Di Dorian Gronchi. La procura non molla, nuove prove stanno per rivelare una cruda verità, già nota da tempo: Il governo egiziano è direttamente coinvolto nell’omicidio di Giulio Regeni.
Dopo cinque lunghi anni di attesa la famiglia del giovane ricercatore friulano potrebbe avere, finalmente, la giustizia che merita.
L’accurata indagine attuata negli ultimi anni della procura di Roma ha scovato i bestiali carnefici di Giulio.
Il registro degli indagati conta dal 2018 cinque agenti della National Security Agency egiziana e la scadenza dei due anni dall’iscrizione si avvicina.
Il 4 dicembre l’indagine dovrà essere chiusa.

Il presidente del consiglio italiano Conte, venerdì scorso, ha contattato il capo di stato egiziano Al Sisi; l’Italia non si tirerà indietro, la questione è tutt’altro che finita. “Andiamo avanti“, queste le parole del premier italiano.
La posizione di Al Sisi come leader del suo paese appare, oggi, precaria, i problemi interni alla nazione accusati negli ultimi anni non danno vita facile all’egiziano che, inoltre non riscontra buona simpatia neanche al livello internazionale, in quanto è visto agli occhi del mondo come uno spietato dittatore.
Il terreno scivoloso che l’attuale capo di stato egiziano trova sotto le suole delle sue scarpe e la volontà dello stesso di evitare ulteriori problemi, ha reso possibile un’apertura e una “collaborazione senza precedenti“, come affermato da Bassam Radi, portavoce di Al Sisi, nell’indagine per l’omicidio di Giulio Regeni.
Infatti, come ribadito da Radi, il presidente egiziano ha impartito direttive di cooperazione con le controparti italiane a tutti gli organi nazionali al fine di giungere alla fin troppo attesa verità.
Il giallo Regeni, in seguito ai risvolti più che positivi degli ultimi giorni, è adiacente alla risoluzione e il processo per sequestro di persona e omicidio per i cinque “007” egiziani che si svolgerà a breve, avrà come esito la verità per i cari del giovane friulano.
La Giustizia, attesa da tempo, pareva negli ultimi anni difficile, se non impossibile da raggiungere.

Un indagine complessa, dove in gioco vi erano i rapporti economico militari tra Italia e Egitto, si sta per concludere nel migliore dei modi per entrambe le parti.

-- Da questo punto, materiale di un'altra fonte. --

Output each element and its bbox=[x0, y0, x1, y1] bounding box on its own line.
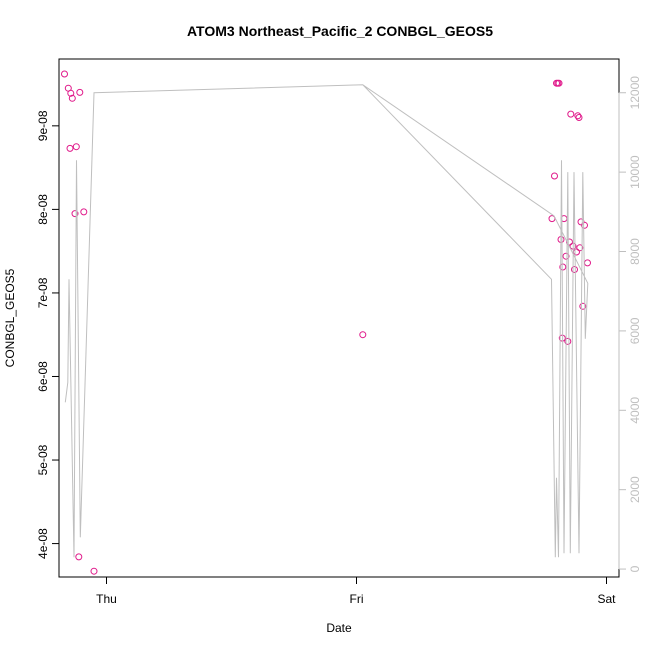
y-axis-right: 0 2000 4000 6000 8000 10000 12000 bbox=[618, 76, 642, 572]
data-point-6 bbox=[76, 88, 84, 96]
data-point-5 bbox=[72, 143, 80, 151]
data-point-21 bbox=[562, 252, 570, 260]
data-point-22 bbox=[564, 337, 572, 345]
y-axis-left: 4e-08 5e-08 6e-08 7e-08 8e-08 9e-08 bbox=[36, 110, 60, 559]
y-axis-label: CONBGL_GEOS5 bbox=[3, 268, 17, 367]
data-point-14 bbox=[555, 79, 563, 87]
y2-tick-label-1: 2000 bbox=[628, 476, 642, 503]
x-axis-label: Date bbox=[326, 621, 352, 635]
data-point-15 bbox=[551, 172, 558, 180]
y2-tick-label-4: 8000 bbox=[628, 238, 642, 265]
series-line bbox=[64, 84, 589, 558]
data-point-26 bbox=[571, 266, 578, 273]
x-tick-label-1: Fri bbox=[350, 592, 364, 606]
y-tick-label-3: 7e-08 bbox=[36, 277, 50, 308]
data-point-11 bbox=[359, 331, 367, 339]
y2-tick-label-6: 12000 bbox=[628, 76, 642, 110]
data-point-8 bbox=[80, 208, 88, 216]
data-point-33 bbox=[579, 302, 587, 310]
data-point-24 bbox=[566, 238, 573, 246]
data-point-7 bbox=[71, 210, 79, 218]
y2-tick-label-3: 6000 bbox=[628, 317, 642, 344]
data-point-10 bbox=[90, 567, 98, 575]
y-tick-label-1: 5e-08 bbox=[36, 444, 50, 475]
plot-area bbox=[61, 70, 591, 575]
data-point-9 bbox=[75, 553, 83, 561]
data-point-28 bbox=[574, 112, 582, 120]
data-point-4 bbox=[66, 144, 74, 152]
y2-tick-label-2: 4000 bbox=[628, 397, 642, 424]
data-point-2 bbox=[67, 89, 75, 97]
y2-tick-label-5: 10000 bbox=[628, 155, 642, 189]
y-tick-label-4: 8e-08 bbox=[36, 194, 50, 225]
chart-title: ATOM3 Northeast_Pacific_2 CONBGL_GEOS5 bbox=[187, 23, 493, 39]
data-point-3 bbox=[68, 94, 76, 102]
x-axis: Thu Fri Sat bbox=[96, 576, 616, 606]
data-point-0 bbox=[61, 70, 68, 78]
x-tick-label-0: Thu bbox=[96, 592, 117, 606]
data-point-29 bbox=[575, 114, 583, 121]
y-tick-label-5: 9e-08 bbox=[36, 110, 50, 141]
y2-tick-label-0: 0 bbox=[628, 565, 642, 572]
data-point-32 bbox=[581, 221, 588, 229]
data-point-23 bbox=[567, 110, 575, 118]
data-point-30 bbox=[576, 244, 584, 252]
y-tick-label-0: 4e-08 bbox=[36, 528, 50, 559]
y-tick-label-2: 6e-08 bbox=[36, 361, 50, 392]
data-point-19 bbox=[559, 263, 567, 271]
x-tick-label-2: Sat bbox=[597, 592, 616, 606]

La procura nonostante le dichiarazioni di ottobre non ha abbandonato Giulio, la speranza nella giustizia e il disperato bisogno di verità della famiglia del defunto ricercatore hanno fatto sì che non accadesse e che il caso non fosse archiviato come il destino sembrava volere.
Il merito va a chi non ha temuto le conseguenze e non si è arreso difronte ai continui insabbiamenti di Al Sisi, spinto dalla necessità morale di dare onore alla memoria, all’anima di un ragazzo che ha avuto il coraggio di “sfidare” forze che andavano ben oltre le sue ricerche e che, nel febbraio del 2016, è stato “accompagnato” ad una fine indegna, tremenda, disumanizzante, bestiale, tanto da non far riconoscere ai parenti il suo corpo; 
corpo ritrovato nudo, martoriato, mutilato, in un bollente fosso lungo la strada del deserto tra il Cairo e Alessandria, trattato come la peggiore delle spie e gettato come pattume da alcuni membri dei servizi segreti del Cairo, animali senza scrupoli che presto riceveranno la condanna che meritano.